Según explican los expertos, el principal problema es que estas iniciativas de urbanismo abierto a toda la sociedad en España todavía siguen surgiendo desde abajo y no desde la voluntad política, como está ocurriendo ya en Noruega. Massimo Menichinelli, diseñador e investigador de proyectos y sistemas abiertos y colaborativos, explicaba que en Hamar, una ciudad noruega de unos 30.000 habitantes, se está realizando el diseño de la plaza principal con la colaboración de muchos agentes. «No llega a ser completamente abierto, pero se acerca, porque estamos trabajando en una comunidad local y otra global, en la que expertos de Europa reflexionan sobre la plaza y aportan sus ideas», indicaba Domenico di Siena, arquitecto por la Università degli Studi di Roma «La Sapienza»y socio de Ecosistema Urbano.
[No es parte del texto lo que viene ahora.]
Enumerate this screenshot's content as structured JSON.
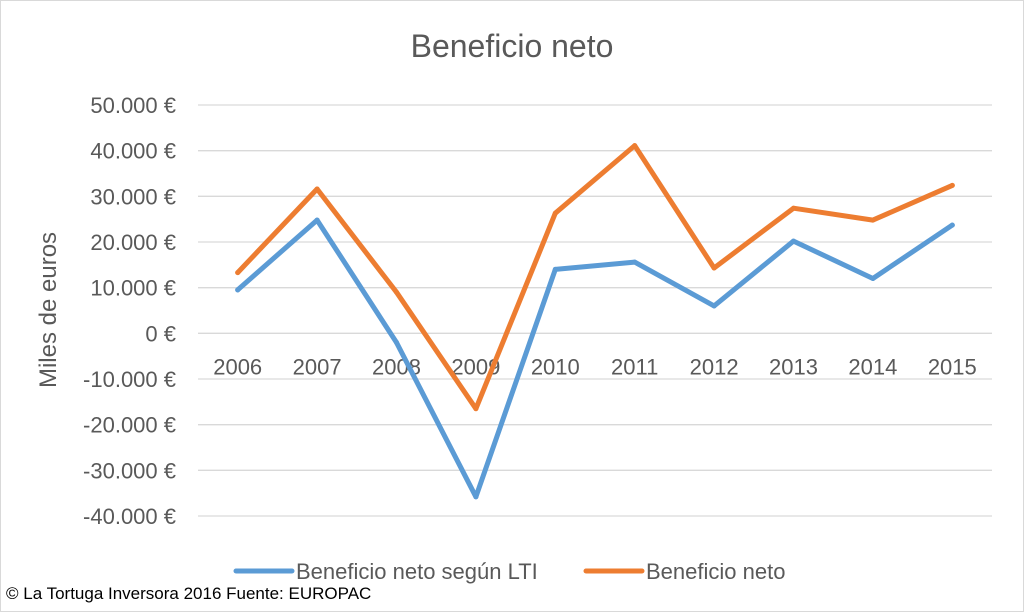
{
  "chart_data": {
    "type": "line",
    "title": "Beneficio neto",
    "xlabel": "",
    "ylabel": "Miles de euros",
    "categories": [
      "2006",
      "2007",
      "2008",
      "2009",
      "2010",
      "2011",
      "2012",
      "2013",
      "2014",
      "2015"
    ],
    "yticks": [
      {
        "value": 50000,
        "label": "50.000 €"
      },
      {
        "value": 40000,
        "label": "40.000 €"
      },
      {
        "value": 30000,
        "label": "30.000 €"
      },
      {
        "value": 20000,
        "label": "20.000 €"
      },
      {
        "value": 10000,
        "label": "10.000 €"
      },
      {
        "value": 0,
        "label": "0 €"
      },
      {
        "value": -10000,
        "label": "-10.000 €"
      },
      {
        "value": -20000,
        "label": "-20.000 €"
      },
      {
        "value": -30000,
        "label": "-30.000 €"
      },
      {
        "value": -40000,
        "label": "-40.000 €"
      }
    ],
    "ylim": [
      -40000,
      50000
    ],
    "grid": true,
    "legend_position": "bottom",
    "series": [
      {
        "name": "Beneficio neto según LTI",
        "color": "#5b9bd5",
        "values": [
          9500,
          24800,
          -2000,
          -35800,
          14000,
          15600,
          6000,
          20200,
          12000,
          23700
        ]
      },
      {
        "name": "Beneficio neto",
        "color": "#ed7d31",
        "values": [
          13300,
          31600,
          9000,
          -16500,
          26300,
          41100,
          14300,
          27400,
          24800,
          32400
        ]
      }
    ]
  },
  "footer": "© La Tortuga Inversora 2016 Fuente: EUROPAC"
}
De esta forma, los profesionales que desarrollan este trabajo no sólo aportan sus ideas, sino que también establecen las herramientas necesarias para que los ciudadanos participen en el debate sobre el futuro de la plaza. De esta forma, el resultado está en una «beta permanente. La plaza puede ir mejorando siempre porque los ciudadanos forman parte de ese proyecto».
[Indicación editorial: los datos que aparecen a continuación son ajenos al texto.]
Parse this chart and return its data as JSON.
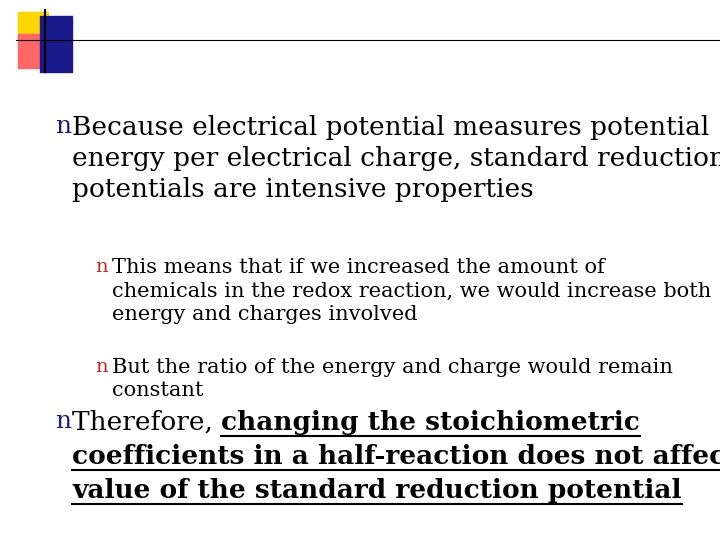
{
  "background_color": "#ffffff",
  "logo_colors": {
    "yellow": "#FFD700",
    "red": "#FF6666",
    "blue": "#1a1a8c"
  },
  "bullet1_color": "#1a1a8c",
  "bullet2_color": "#CC2222",
  "text_color": "#000000",
  "title_text": "Because electrical potential measures potential\nenergy per electrical charge, standard reduction\npotentials are intensive properties",
  "sub1_text": "This means that if we increased the amount of\nchemicals in the redox reaction, we would increase both\nenergy and charges involved",
  "sub2_text": "But the ratio of the energy and charge would remain\nconstant",
  "sub3_prefix": "Therefore, ",
  "sub3_bold": "changing the stoichiometric\ncoefficients in a half-reaction does not affect the\nvalue of the standard reduction potential",
  "font_family": "serif",
  "title_fontsize": 19,
  "sub_fontsize": 15,
  "fig_width": 7.2,
  "fig_height": 5.4
}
Para Antón Gómez-Reino?, que junto con Xiao Varela forman parte de la cooperativa Hábitat Social, este modelo participativo es un «reto» ante la crisis, si bien todos piensan que ésta puede ser un punto de inflexión, aunque todavía con incertidumbres de la dirección que va a tomar.

Para que esta participación sea una realidad, se ponen a disposición las distintas herramientas tecnológicas que favorecen el intercambio de ideas. En este sentido, Menichinelli ha desarrollado un proyecto www.openp2pdesign.org, una comunidad de código abierto para la investigación y el desarrollo de proyectos, sistemas y procesos colaborativos y abiertos para comunidades y localidades.